Faith, Family, & Fanaticism: Women Writing Religion

109AB, Pennsylvania Convention Center, 100 Level
Saturday, March 26, 2022
9:00 am to 10:15 am

 

Many writers and academics are deeply influenced by our faith of origin yet are often dismissed by society as secularists. Women writers who explore Catholicism, Christianity, Hinduism, Islam, and Judaism in poetry, prose, and hybrid forms will discuss writing about faith in this era of rising faith-based fanaticism. How do we approach topics like spiritual abuse? How do we keep from self-censoring? Why is it important to share our stories despite the social cost?



Outline & Supplemental Documents

Event Outline: Faith,_Family,_and_Fanaticism_Outline_.pdf

Participants

Moderator:

Deirdre Sugiuchi spent her adolescence in a faith-based troubled teen facility and is writing her reform school memoir, "Unreformed." Her work has been featured in Dame and Electric Literature

Anjali Enjeti is the author of the collection of essays Southbound and the novel The Parted Earth. She teaches in the MFA program at Reinhardt University. Her other writing has appeared in the Oxford American, Harper's Bazaar, the Atlanta Journal Constitution, the Boston Globe, and elsewhere.

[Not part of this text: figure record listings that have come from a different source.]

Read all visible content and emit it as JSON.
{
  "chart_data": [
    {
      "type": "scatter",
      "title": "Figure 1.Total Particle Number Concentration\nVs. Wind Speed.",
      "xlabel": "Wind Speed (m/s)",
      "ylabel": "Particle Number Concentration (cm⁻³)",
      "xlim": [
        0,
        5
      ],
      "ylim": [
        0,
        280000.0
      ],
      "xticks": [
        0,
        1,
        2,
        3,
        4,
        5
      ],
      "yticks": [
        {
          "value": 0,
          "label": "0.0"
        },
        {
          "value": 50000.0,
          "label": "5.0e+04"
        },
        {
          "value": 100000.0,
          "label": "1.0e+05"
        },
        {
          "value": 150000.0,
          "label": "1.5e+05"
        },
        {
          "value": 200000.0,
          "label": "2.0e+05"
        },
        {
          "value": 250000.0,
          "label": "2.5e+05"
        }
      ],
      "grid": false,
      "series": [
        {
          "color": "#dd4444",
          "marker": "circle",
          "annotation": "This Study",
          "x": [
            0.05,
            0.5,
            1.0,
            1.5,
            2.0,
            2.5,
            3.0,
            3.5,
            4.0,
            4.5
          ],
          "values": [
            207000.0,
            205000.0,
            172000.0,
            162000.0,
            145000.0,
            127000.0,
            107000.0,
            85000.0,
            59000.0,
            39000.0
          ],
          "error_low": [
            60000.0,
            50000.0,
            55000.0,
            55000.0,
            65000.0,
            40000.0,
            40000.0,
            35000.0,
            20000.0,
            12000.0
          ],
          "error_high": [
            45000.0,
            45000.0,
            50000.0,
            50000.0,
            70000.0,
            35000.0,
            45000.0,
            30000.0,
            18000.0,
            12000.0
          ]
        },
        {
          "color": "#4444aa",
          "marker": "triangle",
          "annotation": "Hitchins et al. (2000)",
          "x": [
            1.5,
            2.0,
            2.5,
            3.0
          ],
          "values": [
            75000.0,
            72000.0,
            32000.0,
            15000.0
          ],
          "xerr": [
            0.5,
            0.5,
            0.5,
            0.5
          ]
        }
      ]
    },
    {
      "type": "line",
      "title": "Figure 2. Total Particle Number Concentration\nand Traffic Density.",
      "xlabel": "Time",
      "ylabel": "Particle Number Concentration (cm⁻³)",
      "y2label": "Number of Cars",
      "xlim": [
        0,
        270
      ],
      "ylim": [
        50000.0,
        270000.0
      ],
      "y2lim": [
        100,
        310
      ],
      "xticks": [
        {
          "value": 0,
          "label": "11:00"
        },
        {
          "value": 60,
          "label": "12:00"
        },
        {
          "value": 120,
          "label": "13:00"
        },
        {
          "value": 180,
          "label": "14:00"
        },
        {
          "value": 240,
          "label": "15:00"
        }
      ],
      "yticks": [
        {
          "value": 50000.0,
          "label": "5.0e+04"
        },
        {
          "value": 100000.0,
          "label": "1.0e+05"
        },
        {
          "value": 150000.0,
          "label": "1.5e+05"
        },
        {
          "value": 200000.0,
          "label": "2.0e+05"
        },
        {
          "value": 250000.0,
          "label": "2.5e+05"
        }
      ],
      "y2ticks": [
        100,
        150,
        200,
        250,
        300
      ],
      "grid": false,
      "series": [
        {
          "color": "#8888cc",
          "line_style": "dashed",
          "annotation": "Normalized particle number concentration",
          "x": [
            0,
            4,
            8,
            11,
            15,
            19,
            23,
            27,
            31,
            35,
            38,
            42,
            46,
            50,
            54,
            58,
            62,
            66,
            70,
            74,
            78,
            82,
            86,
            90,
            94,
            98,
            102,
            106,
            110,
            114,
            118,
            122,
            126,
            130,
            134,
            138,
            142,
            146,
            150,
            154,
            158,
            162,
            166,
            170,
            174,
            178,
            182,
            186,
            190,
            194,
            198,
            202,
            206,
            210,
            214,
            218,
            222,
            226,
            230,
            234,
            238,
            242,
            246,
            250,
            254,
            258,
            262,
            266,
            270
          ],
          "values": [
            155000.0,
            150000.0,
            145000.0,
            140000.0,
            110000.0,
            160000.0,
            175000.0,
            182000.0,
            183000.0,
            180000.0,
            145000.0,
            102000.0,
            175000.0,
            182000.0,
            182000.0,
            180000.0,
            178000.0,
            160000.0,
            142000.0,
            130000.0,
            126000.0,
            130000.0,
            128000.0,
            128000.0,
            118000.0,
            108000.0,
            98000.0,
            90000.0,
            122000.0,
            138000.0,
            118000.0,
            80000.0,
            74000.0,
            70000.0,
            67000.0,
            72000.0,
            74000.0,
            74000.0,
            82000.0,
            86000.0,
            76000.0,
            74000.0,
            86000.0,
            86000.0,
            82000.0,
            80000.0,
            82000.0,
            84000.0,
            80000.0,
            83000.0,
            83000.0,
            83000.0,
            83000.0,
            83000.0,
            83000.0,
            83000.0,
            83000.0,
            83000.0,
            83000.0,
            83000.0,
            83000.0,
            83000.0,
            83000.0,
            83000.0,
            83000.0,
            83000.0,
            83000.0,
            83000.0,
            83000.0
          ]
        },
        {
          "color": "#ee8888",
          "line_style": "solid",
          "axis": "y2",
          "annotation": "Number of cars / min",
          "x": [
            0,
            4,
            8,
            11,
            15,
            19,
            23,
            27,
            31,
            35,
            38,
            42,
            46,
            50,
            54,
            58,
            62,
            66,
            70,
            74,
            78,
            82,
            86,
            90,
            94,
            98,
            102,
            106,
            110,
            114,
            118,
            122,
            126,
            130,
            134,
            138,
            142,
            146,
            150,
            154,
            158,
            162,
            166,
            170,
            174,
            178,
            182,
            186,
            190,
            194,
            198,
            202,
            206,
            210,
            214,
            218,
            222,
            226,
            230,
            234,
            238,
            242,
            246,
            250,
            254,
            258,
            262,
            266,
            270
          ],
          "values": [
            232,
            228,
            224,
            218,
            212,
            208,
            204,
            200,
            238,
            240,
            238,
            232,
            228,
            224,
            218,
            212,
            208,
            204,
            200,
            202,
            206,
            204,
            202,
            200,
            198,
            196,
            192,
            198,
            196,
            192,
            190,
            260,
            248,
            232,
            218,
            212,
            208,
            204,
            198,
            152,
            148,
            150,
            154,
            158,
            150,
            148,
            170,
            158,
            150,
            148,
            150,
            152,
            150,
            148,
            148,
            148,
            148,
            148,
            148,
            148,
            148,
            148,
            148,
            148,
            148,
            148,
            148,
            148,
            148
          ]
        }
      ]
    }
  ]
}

Liz Harmer is the author of two novels: The Amateurs (2018) and Strange Loops (2022). She is at work on a memoir about her experience with and family history of mental illness.

Sakinah Hofler is a fiction writer, poet, and playwright. She has won the Manchester Fiction Prize, the Hurston/Wright Award for College Writers, and the Sherwood Anderson Fiction Award. She teaches creative writing at Loyola University.

Melisa Cahnmann-Taylor, author of Imperfect Tense (poems), four education books, and numerous articles and essays, was awarded 2015–2021 NEA Big Read grants, a Fulbright (2014), and artist residency (2017) in Mexico. She is professor of language and literacy education at the University of Georgia.